In Africa – spiega Giro, professore di Storia delle relazioni internazionali all'Università per stranieri di Perugia - si sta svolgendo una grande guerra commerciale: un triangolo di influenze tra Cina, Europa e Usa, che potrebbe anche dirsi quadrangolo se si conta la Russia in piena ripresa di influenza. Infatti, «i poteri politico-commerciali sanno che nel continente nero sono nascoste enormi risorse in termini di acqua, terra, minerali ed energia. Occorrono solo i denari per sfruttarle. Di business se ne farà dunque tanto negli anni a venire: innanzi tutto in agro-business. L’Africa è l’unico continente dove rimane terra coltivabile libera: 200 milioni di ettari liberi ( fatte salve le foreste che non andrebbero toccate). Per nutrire il pianeta ci sarà assoluto bisogno di mettere quelle terre in produzione: un “oro verde” ormai raro. Ma per farlo ci vuole del metodo, non il land grabbing selvaggio e in ordine sparso attualmente messo in atto dalle multinazionali del food». Avverte sempre Mario Giro che «sarebbe un miracolo se il settore agro-business italiano si organizzasse (si tratta di migliaia di Pmi) per fare un’offerta aperta a questa “Africa verde”. In teoria le nostre piccole e medie imprese sarebbero molto più accettate dagli africani che non i colossi anonimi, come Nestlé e Danone. Si tratterebbe di insegnare a produrre e creare la catena del valore alimentare. Possiamo farlo ma ci stiamo organizzando per questo? È un’ipotesi win-win: aiuterebbe le nostre piccole imprese del settore a crescere e internazionalizzarsi ma anche gli africani a “produrre a casa loro”, imparando le regole itosanitarie per esportare».

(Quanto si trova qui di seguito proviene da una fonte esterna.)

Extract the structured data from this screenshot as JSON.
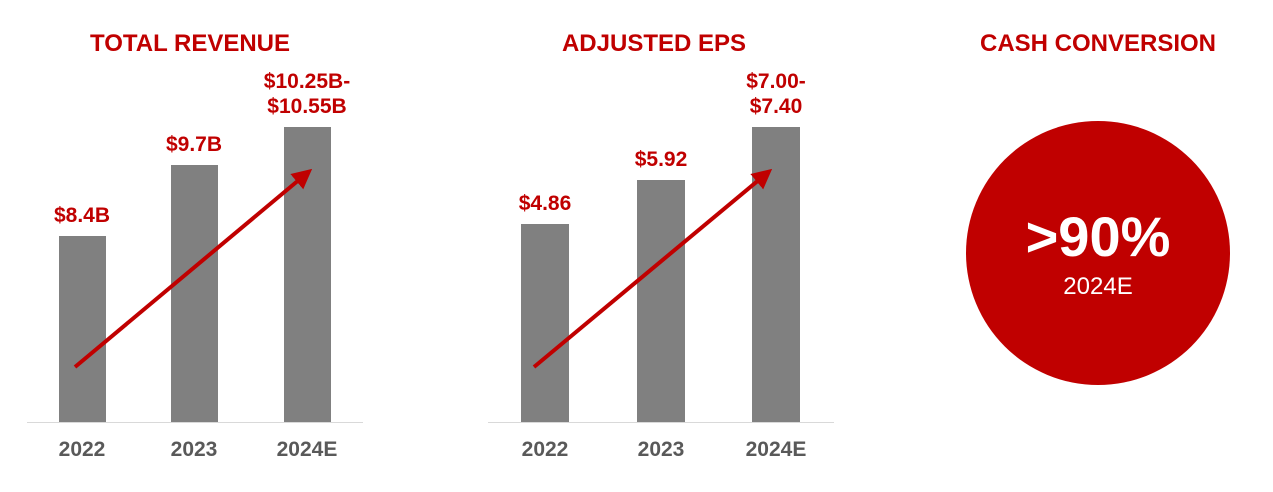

Un altro settore importante è quello dell’energia rinnovabile dove l’Enel sta facendo bene. Occorre un modello di elettrificazione adattato al continente, considerando che il continente africano è sottopopolato e vastissimo, ma sostanzialmente vuoto. Pertanto, servono rinnovabili adattate, più che enormi tralicci stesi per migliaia di chilometri. Per quanto riguarda logistica e infrastrutture da trasporto sappiamo che Salini costruisce dighe ovunque; i cinesi si occupano di ferrovie; il francese Bolloré di porti. Occorrono tuttavia anche strade medie e logistica intermodale, settore dove la situazione è anarchica. Nel 2016 l’Italia è stata la terza fonte di investimenti nel continente, dopo Cina ed Emirati Arabi Uniti: un fatto storico. Il passaggio dalla ventunesima posizione del 2014 alla terza, testimonia gli sforzi che hanno portato molte nostre società ad acquisire quote rilevanti del mercato africano e a vincere appalti. Le missioni italiane imprenditoriali in Africa sono aumentate. Tuttavia occorre un rafforzamento del sistema e degli strumenti per aumentare la forza d’urto: la nascita di operazioni di partenariato imprenditoriale necessita di tempo e di mezzi adeguati. La nuova cooperazione (che la legge 125 del 2014 permette) non può fare a meno di coinvolgere il settore privato nazionale nell’aiuto allo sviluppo per tentare di rendere sostenibili nel tempo le iniziative e autonomi sul mercato i loro protagonisti, ha ben spiegato Mario Giro in un recente articolo su L’Espresso.
“Aiutarli a casa loro” può diventare il risultato di una connessione tra privati e cooperazione, tra internazionalizzazione di Pmi italiane e nascita di una vera imprenditorialità africana. Occorre muoversi in fretta,  avverte Giro. Le imprese italiane coinvolte in queste iniziative sono ancora pochissime.